With the profit growth of the chemical industry and the increase of industry concentration, some leading companies have carried out the entire industrial chain layout, extending upstream and downstream, or establishing industrial and industrial parks covering multiple industries to enhance the core competitiveness of the entire industrial chain. With the strengthening of environmental protection, these leading enterprises with multiple advantages have attracted market attention.

Luxi Chemical has initially formed a recycling industry chain of coal, salt, fluorine, silicon, petrochemicals, and new materials in the company's new chemical park. Its main products cover three major categories of basic chemicals, fertilizers and new chemical materials.

Huatai Securities Research Report pointed out that Wanhua Chemical's TDI, PC, large ethylene and new materials projects have continued to advance, and the company's industrial chain has become increasingly perfect. The company's 300,000 tons of TDI project is expected to be completed and put into operation this year; the 70,000 tons of PC project has been completed in the first phase, and the 130,000 tons of PC project is expected to be completed and put into operation at the end of the year; the 1 million tons of light hydrocarbon (mainly propane) cracking ethylene project has entered the safety review And environmental review and approval; the capacity expansion and construction of other water-based coatings, TPU, ADI and other new projects are also progressing steadily.
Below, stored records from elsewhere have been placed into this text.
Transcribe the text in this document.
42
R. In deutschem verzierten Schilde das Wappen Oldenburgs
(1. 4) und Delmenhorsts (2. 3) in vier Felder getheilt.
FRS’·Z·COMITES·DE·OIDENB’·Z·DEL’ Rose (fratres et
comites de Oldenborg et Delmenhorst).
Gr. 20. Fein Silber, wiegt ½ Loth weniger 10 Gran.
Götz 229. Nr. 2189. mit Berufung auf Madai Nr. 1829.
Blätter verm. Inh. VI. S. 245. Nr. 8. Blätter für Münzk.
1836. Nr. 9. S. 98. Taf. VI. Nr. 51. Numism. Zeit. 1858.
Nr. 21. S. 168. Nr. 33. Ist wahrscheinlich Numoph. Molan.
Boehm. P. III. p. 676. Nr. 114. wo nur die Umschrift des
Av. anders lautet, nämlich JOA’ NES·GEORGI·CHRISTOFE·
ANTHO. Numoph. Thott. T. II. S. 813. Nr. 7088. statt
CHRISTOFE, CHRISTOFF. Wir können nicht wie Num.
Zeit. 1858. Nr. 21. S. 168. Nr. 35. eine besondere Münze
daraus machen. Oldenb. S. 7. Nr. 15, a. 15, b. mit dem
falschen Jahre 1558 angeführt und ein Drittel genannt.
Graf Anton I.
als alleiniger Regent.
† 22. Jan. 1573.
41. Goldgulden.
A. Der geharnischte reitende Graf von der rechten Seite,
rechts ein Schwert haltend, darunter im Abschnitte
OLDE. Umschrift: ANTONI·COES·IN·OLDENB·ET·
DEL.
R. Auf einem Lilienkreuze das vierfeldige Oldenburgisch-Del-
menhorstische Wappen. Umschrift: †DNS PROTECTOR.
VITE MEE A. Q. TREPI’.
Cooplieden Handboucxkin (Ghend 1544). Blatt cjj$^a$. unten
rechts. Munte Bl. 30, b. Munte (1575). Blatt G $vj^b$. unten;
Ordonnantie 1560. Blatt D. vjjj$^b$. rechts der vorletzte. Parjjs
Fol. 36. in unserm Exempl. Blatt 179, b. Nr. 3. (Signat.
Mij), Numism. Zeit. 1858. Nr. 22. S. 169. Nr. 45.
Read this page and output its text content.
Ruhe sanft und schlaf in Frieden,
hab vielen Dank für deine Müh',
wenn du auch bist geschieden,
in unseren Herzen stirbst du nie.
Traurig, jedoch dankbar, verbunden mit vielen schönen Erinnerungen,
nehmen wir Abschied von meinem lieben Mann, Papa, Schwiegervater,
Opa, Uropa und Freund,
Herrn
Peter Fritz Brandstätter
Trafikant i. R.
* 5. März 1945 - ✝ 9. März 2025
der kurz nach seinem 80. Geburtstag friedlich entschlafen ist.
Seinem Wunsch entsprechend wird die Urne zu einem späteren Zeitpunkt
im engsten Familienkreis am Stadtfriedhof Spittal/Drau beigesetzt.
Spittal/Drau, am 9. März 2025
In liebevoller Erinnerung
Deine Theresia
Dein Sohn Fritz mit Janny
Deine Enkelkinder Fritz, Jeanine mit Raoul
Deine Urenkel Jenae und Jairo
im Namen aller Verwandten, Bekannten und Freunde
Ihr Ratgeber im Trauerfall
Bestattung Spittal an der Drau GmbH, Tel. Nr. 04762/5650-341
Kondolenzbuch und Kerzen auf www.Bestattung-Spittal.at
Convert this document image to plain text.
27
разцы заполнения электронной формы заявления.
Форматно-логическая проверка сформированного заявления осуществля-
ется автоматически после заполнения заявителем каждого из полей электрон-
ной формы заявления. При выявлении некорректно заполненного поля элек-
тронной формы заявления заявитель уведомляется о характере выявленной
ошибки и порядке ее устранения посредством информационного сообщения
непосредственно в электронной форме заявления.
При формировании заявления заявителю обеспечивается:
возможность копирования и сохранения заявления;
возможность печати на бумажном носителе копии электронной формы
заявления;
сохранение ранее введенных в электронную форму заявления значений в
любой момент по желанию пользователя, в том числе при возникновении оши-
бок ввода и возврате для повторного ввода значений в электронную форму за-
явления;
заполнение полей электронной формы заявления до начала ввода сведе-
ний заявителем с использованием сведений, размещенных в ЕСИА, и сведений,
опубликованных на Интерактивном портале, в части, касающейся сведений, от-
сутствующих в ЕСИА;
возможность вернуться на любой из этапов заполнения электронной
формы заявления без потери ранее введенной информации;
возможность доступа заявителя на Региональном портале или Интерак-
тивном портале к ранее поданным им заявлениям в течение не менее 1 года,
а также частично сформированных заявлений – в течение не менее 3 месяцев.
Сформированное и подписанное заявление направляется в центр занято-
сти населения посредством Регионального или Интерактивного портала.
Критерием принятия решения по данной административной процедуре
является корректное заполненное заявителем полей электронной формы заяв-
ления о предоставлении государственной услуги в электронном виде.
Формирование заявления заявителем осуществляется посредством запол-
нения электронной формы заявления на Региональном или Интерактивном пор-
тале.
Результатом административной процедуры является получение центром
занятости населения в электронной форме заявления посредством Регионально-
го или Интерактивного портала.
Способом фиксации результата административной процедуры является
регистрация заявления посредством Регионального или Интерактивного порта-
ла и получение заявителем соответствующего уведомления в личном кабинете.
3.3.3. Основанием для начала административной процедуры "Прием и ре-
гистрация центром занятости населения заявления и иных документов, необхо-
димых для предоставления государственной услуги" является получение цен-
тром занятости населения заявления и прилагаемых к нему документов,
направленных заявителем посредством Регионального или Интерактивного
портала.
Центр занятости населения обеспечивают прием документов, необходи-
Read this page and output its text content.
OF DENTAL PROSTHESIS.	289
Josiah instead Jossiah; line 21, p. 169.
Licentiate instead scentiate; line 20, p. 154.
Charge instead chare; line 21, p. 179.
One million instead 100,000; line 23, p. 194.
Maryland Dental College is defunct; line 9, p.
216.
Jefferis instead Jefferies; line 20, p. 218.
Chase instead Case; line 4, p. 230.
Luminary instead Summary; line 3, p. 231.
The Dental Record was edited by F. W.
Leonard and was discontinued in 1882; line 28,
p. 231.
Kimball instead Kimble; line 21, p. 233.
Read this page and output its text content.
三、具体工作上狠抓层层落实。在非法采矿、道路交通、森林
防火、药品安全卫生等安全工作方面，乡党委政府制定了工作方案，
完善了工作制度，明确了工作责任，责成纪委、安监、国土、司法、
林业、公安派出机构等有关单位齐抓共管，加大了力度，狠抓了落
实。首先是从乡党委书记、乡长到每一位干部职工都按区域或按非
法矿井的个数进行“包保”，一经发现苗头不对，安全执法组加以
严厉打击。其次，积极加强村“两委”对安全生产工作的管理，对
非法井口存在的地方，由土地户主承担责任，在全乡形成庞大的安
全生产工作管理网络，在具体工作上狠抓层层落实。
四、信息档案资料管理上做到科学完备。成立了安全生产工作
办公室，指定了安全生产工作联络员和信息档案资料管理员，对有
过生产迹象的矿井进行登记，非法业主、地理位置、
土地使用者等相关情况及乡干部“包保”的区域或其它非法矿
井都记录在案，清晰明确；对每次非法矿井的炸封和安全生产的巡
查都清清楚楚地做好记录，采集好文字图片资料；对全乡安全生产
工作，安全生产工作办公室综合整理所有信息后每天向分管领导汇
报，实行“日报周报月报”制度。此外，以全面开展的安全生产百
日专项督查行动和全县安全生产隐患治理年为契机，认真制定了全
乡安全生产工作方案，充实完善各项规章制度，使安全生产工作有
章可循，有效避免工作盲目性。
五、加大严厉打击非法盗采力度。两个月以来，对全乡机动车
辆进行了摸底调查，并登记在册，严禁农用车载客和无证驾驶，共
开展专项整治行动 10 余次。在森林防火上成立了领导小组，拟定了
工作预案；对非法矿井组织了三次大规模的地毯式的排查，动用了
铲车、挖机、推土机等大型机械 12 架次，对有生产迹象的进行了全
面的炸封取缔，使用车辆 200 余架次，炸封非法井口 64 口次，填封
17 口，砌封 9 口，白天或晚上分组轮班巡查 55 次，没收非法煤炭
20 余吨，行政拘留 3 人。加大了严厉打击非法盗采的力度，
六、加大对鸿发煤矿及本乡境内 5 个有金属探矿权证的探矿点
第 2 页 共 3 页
Fangda Chemical stated that the company has formed a large-scale industrialized production pattern mainly based on the three major imported equipments, such as caustic soda, propylene oxide, and polyether. The main sales targets include chemical fiber, pharmaceutical, polyurethane, construction and other downstream product manufacturers, and the products are widely used.

Lier Chemical's performance increased significantly, mainly due to the company's main product glufosinate prices and prices rose. In addition to the company's continued increase in glufosinate production capacity, Pacific Securities pointed out that the company also expects to build 1,000 tons of fluroxypyr and 1,000 tons of fluconazole in Guang'an, Sichuan.